Peter Linneman (01:04:12):
But those I think will be the biggest type of opportunities you'll see. There'll always be opportunities. Guys are going to get in trouble. I think there'll be opportunities perhaps in some of the port areas because imports and exports will be down. And that was a pretty buoyant sector. And I can imagine some people losing faith and you might get some stuff there. I can imagine Houston is a place where you would get some opportunities because it's out of favor because of the downturn in general. But in addition, the oil price and it's just kind of out of favor. It's not for sale. It's just out of favor. Right?
Peter Linneman (01:05:01):
I can imagine Vegas, Vegas Apartments. Vegas is out of favor. I don't know how long it takes to come back. Will the jobs come back and so forth? I can imagine something like Vegas being opportunities, you're taking risks but there's real opportunities and it's out of favor. Same for Orlando. Right? Of how long does it take? So I can see opportunities but they're risks. They're real risk, right? It's that you are taking a real risk position but it's a real opportunity position in the traditional sense of the word.
Adam Hooper (01:05:42):
Yeah. It'll be interesting. And again, the timing of when those surface is something we're closely paying attention to. And as yet, I don't think there's a lot of confidence that those will start shaking loose in the next three, four months. I think we're still probably sometime Q4, Q1 of 21 before some of those events start to occur. So we're…

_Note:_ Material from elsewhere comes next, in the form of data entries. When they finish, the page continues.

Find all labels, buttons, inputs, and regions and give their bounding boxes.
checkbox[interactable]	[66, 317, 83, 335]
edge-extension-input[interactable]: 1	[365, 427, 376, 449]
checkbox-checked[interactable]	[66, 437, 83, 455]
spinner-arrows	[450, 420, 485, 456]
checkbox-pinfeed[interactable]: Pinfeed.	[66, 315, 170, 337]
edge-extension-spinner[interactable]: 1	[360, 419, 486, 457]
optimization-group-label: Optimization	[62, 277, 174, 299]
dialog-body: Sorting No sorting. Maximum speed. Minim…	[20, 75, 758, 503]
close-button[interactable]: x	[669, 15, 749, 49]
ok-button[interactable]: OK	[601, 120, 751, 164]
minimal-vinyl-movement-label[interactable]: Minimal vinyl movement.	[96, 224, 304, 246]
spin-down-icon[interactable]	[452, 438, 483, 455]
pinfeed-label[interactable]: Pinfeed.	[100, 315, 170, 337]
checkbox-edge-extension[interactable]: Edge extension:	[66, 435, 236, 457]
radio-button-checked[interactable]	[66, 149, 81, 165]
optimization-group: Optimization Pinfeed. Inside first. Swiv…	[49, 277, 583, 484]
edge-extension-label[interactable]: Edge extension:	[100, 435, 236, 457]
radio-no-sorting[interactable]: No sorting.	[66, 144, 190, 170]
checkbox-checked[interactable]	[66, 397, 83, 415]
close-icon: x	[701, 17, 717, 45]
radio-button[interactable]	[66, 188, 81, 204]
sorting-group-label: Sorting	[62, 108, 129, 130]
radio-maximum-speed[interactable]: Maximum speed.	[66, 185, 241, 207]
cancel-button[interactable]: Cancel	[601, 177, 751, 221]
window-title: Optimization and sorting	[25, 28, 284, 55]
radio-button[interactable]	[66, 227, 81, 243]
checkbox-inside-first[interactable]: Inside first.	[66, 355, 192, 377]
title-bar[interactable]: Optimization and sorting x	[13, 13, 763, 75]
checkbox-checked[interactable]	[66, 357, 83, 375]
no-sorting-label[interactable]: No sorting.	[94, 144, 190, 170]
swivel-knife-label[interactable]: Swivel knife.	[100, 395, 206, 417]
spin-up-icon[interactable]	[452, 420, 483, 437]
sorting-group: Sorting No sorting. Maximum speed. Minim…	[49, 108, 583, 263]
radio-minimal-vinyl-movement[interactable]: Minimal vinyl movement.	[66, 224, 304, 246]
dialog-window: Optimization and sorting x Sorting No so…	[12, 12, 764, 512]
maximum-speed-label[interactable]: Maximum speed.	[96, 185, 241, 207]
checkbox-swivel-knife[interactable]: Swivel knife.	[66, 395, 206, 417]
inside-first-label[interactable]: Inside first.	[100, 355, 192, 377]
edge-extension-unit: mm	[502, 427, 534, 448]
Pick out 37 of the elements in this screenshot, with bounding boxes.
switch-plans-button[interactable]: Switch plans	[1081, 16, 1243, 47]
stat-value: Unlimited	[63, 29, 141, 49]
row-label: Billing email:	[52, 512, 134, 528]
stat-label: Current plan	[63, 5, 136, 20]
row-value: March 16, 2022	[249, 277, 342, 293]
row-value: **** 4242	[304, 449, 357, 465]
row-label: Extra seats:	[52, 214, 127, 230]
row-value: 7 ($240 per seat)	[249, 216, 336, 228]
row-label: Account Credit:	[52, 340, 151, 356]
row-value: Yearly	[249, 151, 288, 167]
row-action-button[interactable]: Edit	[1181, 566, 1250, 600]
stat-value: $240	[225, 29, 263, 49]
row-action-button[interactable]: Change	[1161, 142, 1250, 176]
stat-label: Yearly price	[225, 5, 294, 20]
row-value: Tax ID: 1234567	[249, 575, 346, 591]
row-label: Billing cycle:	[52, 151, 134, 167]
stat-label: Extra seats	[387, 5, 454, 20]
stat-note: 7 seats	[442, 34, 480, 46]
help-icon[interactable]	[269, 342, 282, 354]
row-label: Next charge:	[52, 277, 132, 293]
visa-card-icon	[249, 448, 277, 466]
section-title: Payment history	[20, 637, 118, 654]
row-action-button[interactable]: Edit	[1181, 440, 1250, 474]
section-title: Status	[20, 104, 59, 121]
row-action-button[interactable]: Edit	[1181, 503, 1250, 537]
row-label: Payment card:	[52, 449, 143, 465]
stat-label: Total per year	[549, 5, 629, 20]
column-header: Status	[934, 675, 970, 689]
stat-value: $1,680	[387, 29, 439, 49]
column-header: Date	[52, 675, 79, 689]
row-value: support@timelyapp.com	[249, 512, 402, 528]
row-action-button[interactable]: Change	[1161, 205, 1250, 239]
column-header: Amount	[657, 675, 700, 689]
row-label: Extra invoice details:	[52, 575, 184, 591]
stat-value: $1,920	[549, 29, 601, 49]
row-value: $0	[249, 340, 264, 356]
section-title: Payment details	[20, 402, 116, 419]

Peter Linneman (01:06:03):
I think you're right. I think you're right. Although there are always the odd ones, right? That somebody died and their heirs just want the money and blah, blah, blah, and so forth. There's always some but I think you're right on your timing.
Adam Hooper (01:06:18):
Okay. Well, this is a fascinating conversation, Peter. Is there anything that we didn't cover that you want to talk about. Curious, will keep us posted on your book that's coming out.
Peter Linneman (01:06:28):
I'm happy to have this opportunity. Yes, we have a new book. We aren't sure exactly when it's coming out at the end of the year we hope, if not very early next year on wellness. My book, Real Estate Investments: Risk and Opportunity. You can find out about it online. We have a program where we certify young professionals called REFAI. You could find out about it online. It's actually rigorous and is a way to prove your chops as a young person to a potential employer. You might want to look into that a little bit later. You can find out about online and anybody who wants to reach out, Linneman Associates online, you can reach out to my brother, Doug at dlindemann@llindemannassociates.com. And happy sailing in uncharted waters, right?
Adam Hooper (01:07:26):
Yeah. A lot of unchartered waters and we'll put links to all of those in the show notes for everybody that's listening. And again, really appreciate your time, Peter coming on the show today and look forward to seeing some of these prognostications where they end up and maybe we'll have you back on to see where we're at later this year, early next.
Peter Linneman (01:07:45):
My pleasure. Have a great afternoon.
Adam Hooper (01:07:47):
Very good. Well listeners, that's all we've got for today. So with that, we'll catch you on the next one.